Sekolah Dasar Pemerintah
Sekolah dasar nagai sudah diubah namanya menjadi sekolah dasar pemerintah, sebuah petunjuk terhadap adanya perhatian baru pemerintah dalam pengembangan pendidikan. Dalam teorinya, sekolah-sekolah dasar paska 1870 akan melaksanakan pendidikan yang lebih intensif dan baku atau terstandarisasi dukungan financial yang terjamin dan pengawasan pemerintah yang berkelanjutan dilaksanakan untuk menjamin pendidikan bermutu tinggi. Akan tetapi fakta tentang dukungan keuangan pemerintah, pada saat yang sama, pada dasarnya membantu menjelaskan tindakan berlawanan dalam penyelenggaraan sekolah. Dalam era sekolah nagari sebelumnya, keluarga pedagang petani sering mengirim anak-anak mereka karena mereka ingin mengubah karier menjadi pegawai negeri; sekali mereka berhasil masuk ke dalam pemerintahan generasi berikutnya berupaya melanjutkan tradisi tersebut.
Dalam proses ketika pemerintah mengambil-alih penyelenggaraan sekolah nagari, jelas orang Minangkabaulah pemenangnya. Ketika Batavia memutuskan memungut uang sekolah untuk meringankan biaya pendidikan di sekolah dasar yang baru milik pemerintah, orang Minangkabau keberatan. Bagi mereka tetap saja sekolah pemerintah tidak dibenarkan memungut uang sekolah sesuai aturan hukum.
Pemerintah kemudian mengumumkan bahwa sekolah-sekolah yang memenuhi syarat menjadi sekolah dasar pemerintah akan didanai sepenuhnya dari keuangan Negara. Pengetaguan bahwa pemerintah akan menjamin biaya penyelenggaraan sekolah-sekolah local akan mendorong dibukanya sekolah-seklah baru di seluruh kawasan dataran tinggi, dan sampai tingkat tertentu juga di daerah pesisir, dimana mereka ingin membuka kembali sekolah-sekolah yang sebelumnya ditutup.

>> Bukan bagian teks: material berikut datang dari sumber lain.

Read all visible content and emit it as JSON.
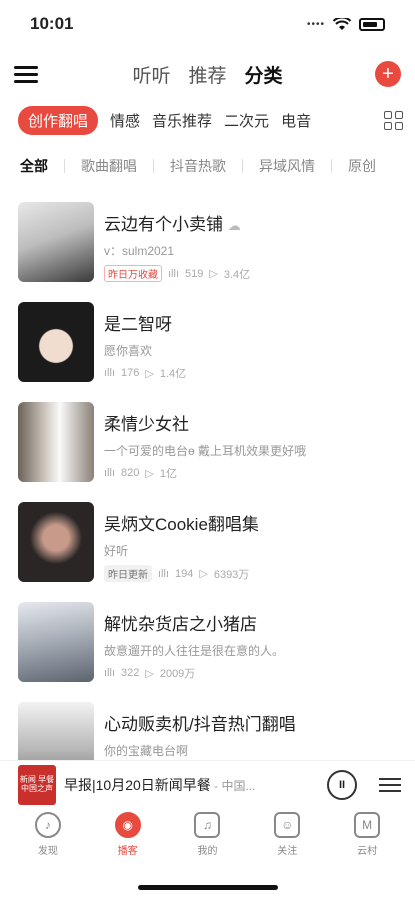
{
  "status": {
    "time": "10:01"
  },
  "topnav": {
    "tabs": [
      "听听",
      "推荐",
      "分类"
    ],
    "active_tab": 2
  },
  "categories": {
    "items": [
      "创作翻唱",
      "情感",
      "音乐推荐",
      "二次元",
      "电音"
    ],
    "active": 0
  },
  "subcategories": {
    "items": [
      "全部",
      "歌曲翻唱",
      "抖音热歌",
      "异域风情",
      "原创"
    ],
    "active": 0
  },
  "list": [
    {
      "title": "云边有个小卖铺",
      "subtitle": "v：sulm2021",
      "tag": "昨日万收藏",
      "plays": "519",
      "count": "3.4亿"
    },
    {
      "title": "是二智呀",
      "subtitle": "愿你喜欢",
      "plays": "176",
      "count": "1.4亿"
    },
    {
      "title": "柔情少女社",
      "subtitle": "一个可爱的电台ө 戴上耳机效果更好哦",
      "plays": "820",
      "count": "1亿"
    },
    {
      "title": "吴炳文Cookie翻唱集",
      "subtitle": "好听",
      "tag": "昨日更新",
      "plays": "194",
      "count": "6393万"
    },
    {
      "title": "解忧杂货店之小猪店",
      "subtitle": "故意遛开的人往往是很在意的人。",
      "plays": "322",
      "count": "2009万"
    },
    {
      "title": "心动贩卖机/抖音热门翻唱",
      "subtitle": "你的宝藏电台啊"
    }
  ],
  "player": {
    "title": "早报|10月20日新闻早餐",
    "artist": " - 中国...",
    "cover_text": "新闻 早餐 中国之声",
    "pause_label": "II"
  },
  "bottom_nav": {
    "items": [
      "发现",
      "播客",
      "我的",
      "关注",
      "云村"
    ],
    "active": 1
  },
  "colors": {
    "accent": "#e84a3f"
  }
}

Bagaimanapun, sikap pemerintahan, tentu sangat selektif, hanya memperhatikan sekolah sekolah yang para gurunya memenhuhi syarat. Pada tahun 1873 misalnya, hanya tujuh sekolah nagari yang diakui sebagai sekolah dasar nagaari tahap pertama: Talu, Rao, Bukittinggi, Batusangkar, Solok, Payakumbuh dan Pariaman. Adanya subsidu pemerintah tidak mengalami banyak perubahan secara geografis dalam pola penempatan sekolah. Diskusi-diskusi umum hanya sedikit ditemukan dan laporan tentang pendidikan menunjukkan bahwa latar belakang social-ekonomi murid tidak banyak berubah.
Suatu petunjuk penting terhadap cirri umum dan kemajuan pendidikan di Sumatera Barat selama abad ke-19 muncul ketika pemerintah pada tahun 1892 mengusulkan untuk membagi pendidikan sekolah dasar kedalam dua kategori berbeda: “Sekolah Kelas Satu” untuk bagsawan dan keluarga kaya, “Sekolah Kelas Dua” bagi masyarakat umum. Walupun itu kelihatannya seperti menunjukkan langkah maju pendidikan, di Minangkabau pembagian semacam itu dalam praktek memiliki efek berlawanan. Peraturan menetapkan bahwa “Sekolah Kelas Dua” hanya bisa memiliki tiga tingkatan (kelas 1-3) dan harus mengajarkan mata pelajaran yang bermanfaat bagi kehidupan sehari-hari di nagari. Sekolah-sekolah dasar yang ada di Minangkabau semuanya memiliki lima tingkatan (1-5), mendorong para pelajar dari keluarga non-bangsawan meninggalkan kehidupan sehari-hari di nagari. Untuk pendidikan orang yan ghanya cocok untuk lingkungan pedesaan (nagari), mereka beajar di surau nagari, dan bukan ke sekolah dasar. Tetapi “Sekolah Kelas Satu” juga tidak dapat berjalan dengan baik di Minangkabau karena anak-anak para kepala setempat jarang masuk dan jikapun ada yang bersekolah, mereka pergi ke sekolah nagari yang lama, dengan bahasa pengantarnya bahasa melayu.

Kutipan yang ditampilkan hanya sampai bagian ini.